NEEDED OUTPUT (after removing these interesting characters):

[user@notebook test]$ cat a.txt 
music
musicsheet
sheetmusic
[user@notebook test]$ cat a.txt | cat -vte -
music$
musicsheet$
sheetmusic$
[user@notebook test]$ 

Question: How can I remove the interesting/unknown characters:

^[[1m
^[[22m
^[[4m
^[[24m

what are these characters? could there be more similar?

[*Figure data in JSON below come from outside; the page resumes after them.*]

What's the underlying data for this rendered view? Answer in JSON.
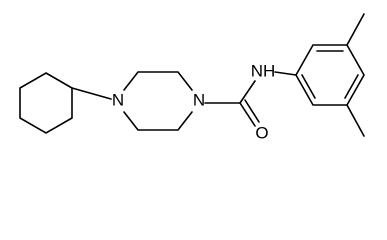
{
  "atoms": [
    {
      "label": "N"
    },
    {
      "label": "N"
    },
    {
      "label": "NH"
    },
    {
      "label": "O"
    }
  ]
}
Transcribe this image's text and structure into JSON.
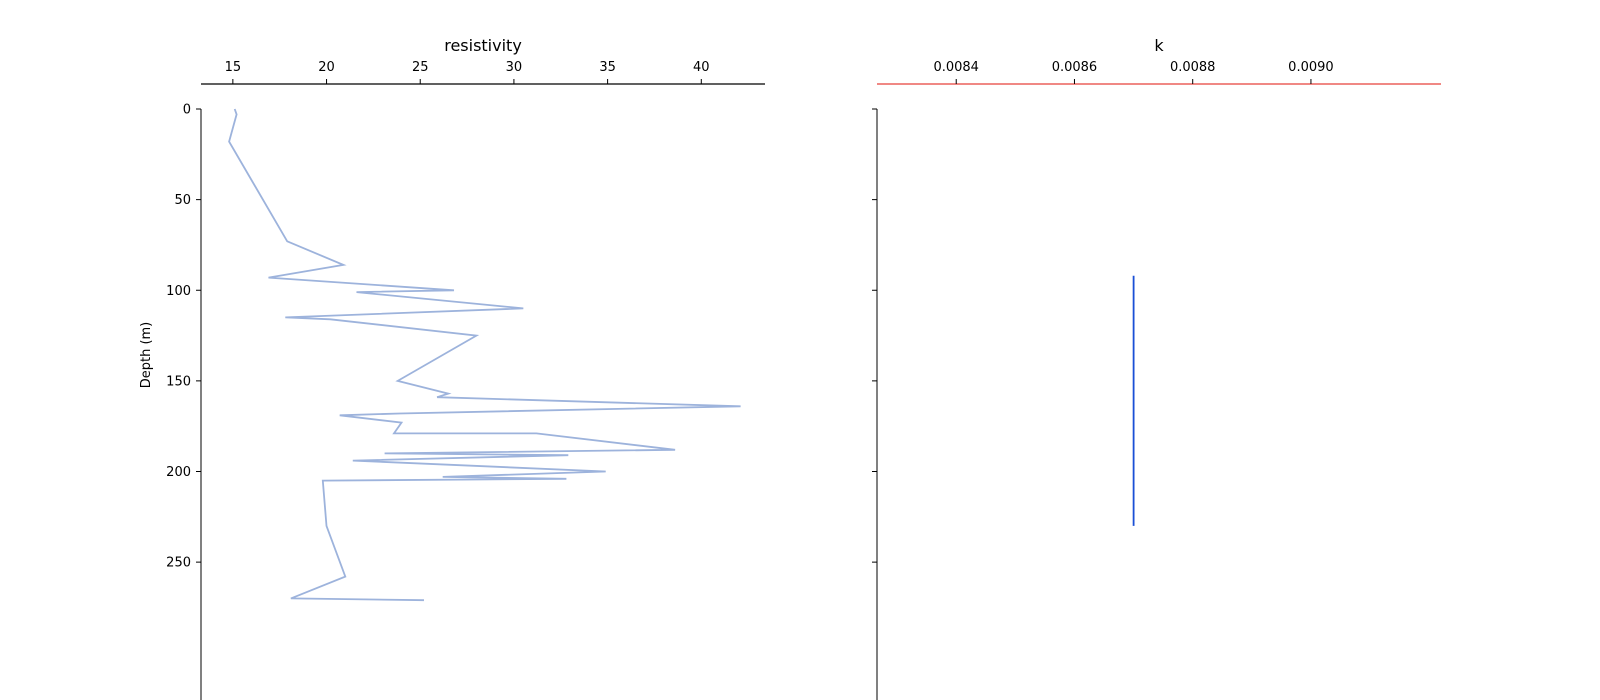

Trying to use tr to remove non-printable characters just makes these interesting chars visible and removes newline, what is both bad:

[user@notebook test]$ cat a.txt | tr -cd '[:print:]'
[1mmusic[22m[1mmusicsheet[22m[1msheetmusic[22m[4m[24m[user@notebook test]$ 
pepite
  • 1,103
  • Those are color codes. How was this file generated? Did you maybe do something like ls > a.txt? It would be much simpler to just regenerate the file. And do you really need the $? Or do you just want a newline character at the end of each line? Please [edit] your question and clarify. – terdon Jan 23 '17 at 11:53

2 Answers2

3

You want to remove CSI...m sequences. Knowing that they contain a sequence of numbers separated by ;, you can use sed to replace each occurrence with an empty string:

esc=$'\e'
sed "s/$esc\[[0-9;]*m//g" a.txt

I'm using Bash syntax to write the escape character above.

Toby Speight
  • 8,678
0

@Toby Speight's solution is fine. Some extra information:

Normally those are the ansi "special character" used to produce color, special effects, position the cursor, etc in the terminal.

for example grep --color=always '[a-z]*music[a-z]*' files > output will produce characters like that.

sed -r "s/\x1B\[[0-9;]*[a-zA-Z]//g"

Sugestion: check if you have a GREP_COLOR deprecated variable set to --color=always or similar...

JJoao
  • 12,170
  • 1
  • 23
  • 45